Apophenia
Apophenia is the spontaneous perception of connections and
meaningfulness of unrelated phenomena. The term was coined by K. Conrad in 1958 (Brugger). […] According to Brugger, “The propensity to see connections between seemingly unrelated objects or ideas most closely links psychosis to creativity … apophenia and creativity may even be seen as two sides of the same coin.” –The Skeptic’s Dictionary
Fiction is the art of apophenia, especially fanfiction when it makes meaningful connections the original producers neither saw nor dreamt of. The habit isn’t restricted to slash, either - non-canonical or semi-canonical pairings of all sorts arise from the fan’s spontaneous perception. Putting together a plot means making connections that don’t tend to hold in reality - from little actions that fit the theme to it all coming together on the last page.

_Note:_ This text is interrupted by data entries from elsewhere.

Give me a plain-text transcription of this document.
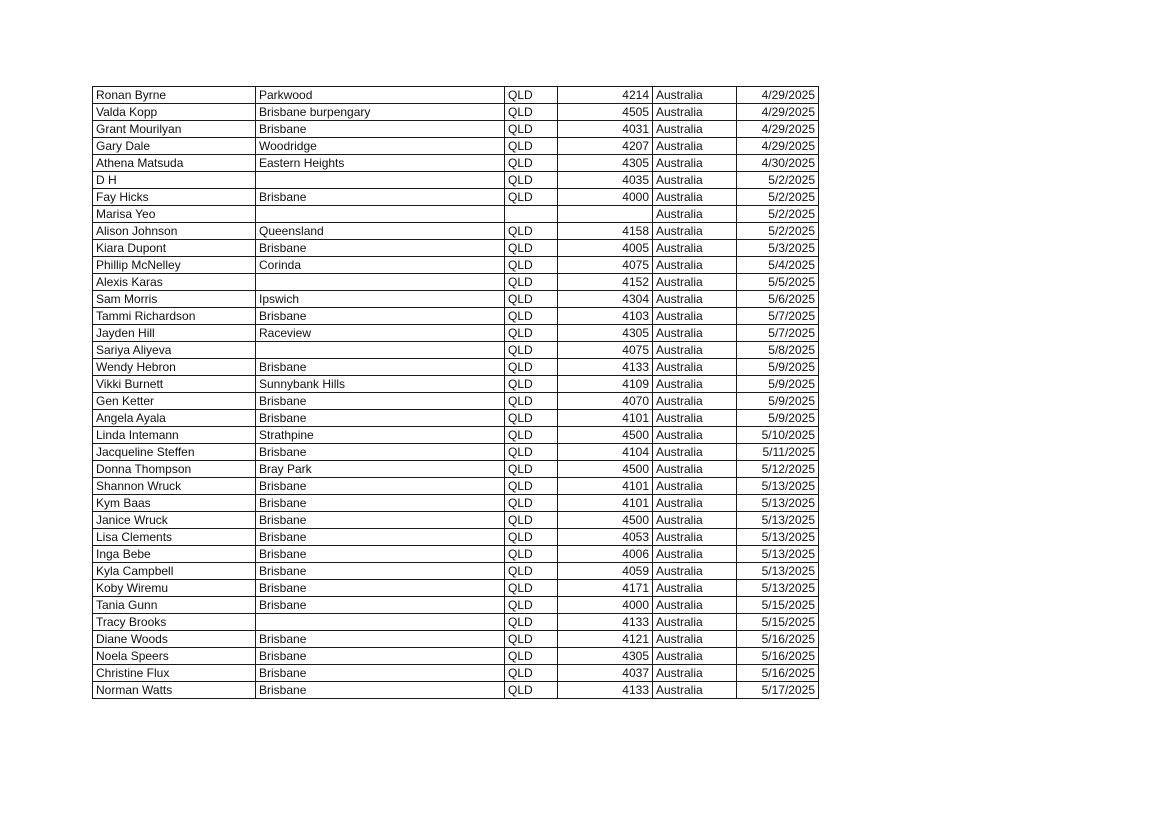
Ronan Byrne	Parkwood	QLD	4214	Australia	4/29/2025
Valda Kopp	Brisbane burpengary	QLD	4505	Australia	4/29/2025
Grant Mourilyan	Brisbane	QLD	4031	Australia	4/29/2025
Gary Dale	Woodridge	QLD	4207	Australia	4/29/2025
Athena Matsuda	Eastern Heights	QLD	4305	Australia	4/30/2025
D H		QLD	4035	Australia	5/2/2025
Fay Hicks	Brisbane	QLD	4000	Australia	5/2/2025
Marisa Yeo				Australia	5/2/2025
Alison Johnson	Queensland	QLD	4158	Australia	5/2/2025
Kiara Dupont	Brisbane	QLD	4005	Australia	5/3/2025
Phillip McNelley	Corinda	QLD	4075	Australia	5/4/2025
Alexis Karas		QLD	4152	Australia	5/5/2025
Sam Morris	Ipswich	QLD	4304	Australia	5/6/2025
Tammi Richardson	Brisbane	QLD	4103	Australia	5/7/2025
Jayden Hill	Raceview	QLD	4305	Australia	5/7/2025
Sariya Aliyeva		QLD	4075	Australia	5/8/2025
Wendy Hebron	Brisbane	QLD	4133	Australia	5/9/2025
Vikki Burnett	Sunnybank Hills	QLD	4109	Australia	5/9/2025
Gen Ketter	Brisbane	QLD	4070	Australia	5/9/2025
Angela Ayala	Brisbane	QLD	4101	Australia	5/9/2025
Linda Intemann	Strathpine	QLD	4500	Australia	5/10/2025
Jacqueline Steffen	Brisbane	QLD	4104	Australia	5/11/2025
Donna Thompson	Bray Park	QLD	4500	Australia	5/12/2025
Shannon Wruck	Brisbane	QLD	4101	Australia	5/13/2025
Kym Baas	Brisbane	QLD	4101	Australia	5/13/2025
Janice Wruck	Brisbane	QLD	4500	Australia	5/13/2025
Lisa Clements	Brisbane	QLD	4053	Australia	5/13/2025
Inga Bebe	Brisbane	QLD	4006	Australia	5/13/2025
Kyla Campbell	Brisbane	QLD	4059	Australia	5/13/2025
Koby Wiremu	Brisbane	QLD	4171	Australia	5/13/2025
Tania Gunn	Brisbane	QLD	4000	Australia	5/15/2025
Tracy Brooks		QLD	4133	Australia	5/15/2025
Diane Woods	Brisbane	QLD	4121	Australia	5/16/2025
Noela Speers	Brisbane	QLD	4305	Australia	5/16/2025
Christine Flux	Brisbane	QLD	4037	Australia	5/16/2025
Norman Watts	Brisbane	QLD	4133	Australia	5/17/2025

Some people don’t restrict their apophenia to fiction - Immanuel Velikovsky made bad science out of what would have been a marvelous sci-fi premise in Worlds in Collision. Related phenomena listed in the Dictionary include Jung’s notion of synchronicity or “meaningful coincidences,” which seem to result from ESP or a sort of low-grade miracle, and pareidolia, the bad habit of seeing faces in potato chips and the Cydonia region of Mars.
I found the Skeptic’s Dictionary while looking up something else entirely, but the pseudoscience was interesting enough to keep me reading through many entries. I found that when the Skeptic was arguing against independent, falsifiable scientific data (as in I.Q. and Race or the Bible Code), he beat around the bush without ever disproving anything. Even in cases where his arguments sounded good (multiple personality disorder and the related hypnotism), a little more data would have been nice.
He chalks up the MBTI to the Forer effect (also known as the Barnum effect), the same force that makes your astrological sign seem to predict your personality. That’s from the typee’s end, though - the assessor might still be making a psychometric survey yielding a statistical correlation with people’s skills or career choices. An article linked on the page claims otherwise - Measuring the MBTI and Coming Up Short by David J. Pittenger, in the Journal of Career Planning & Placement Fall 1993. Pittenger cites evidence that S/N and J/P are correlated with one another, though he doesn’t say how.
Although the Skeptic attributes the power of the Forer effect to wishful thinking, it sounds like more apophenia to me. Conspiracy theories would also be a kind of apophenia - the persistent belief that the world is more ordered than it, in fact, is.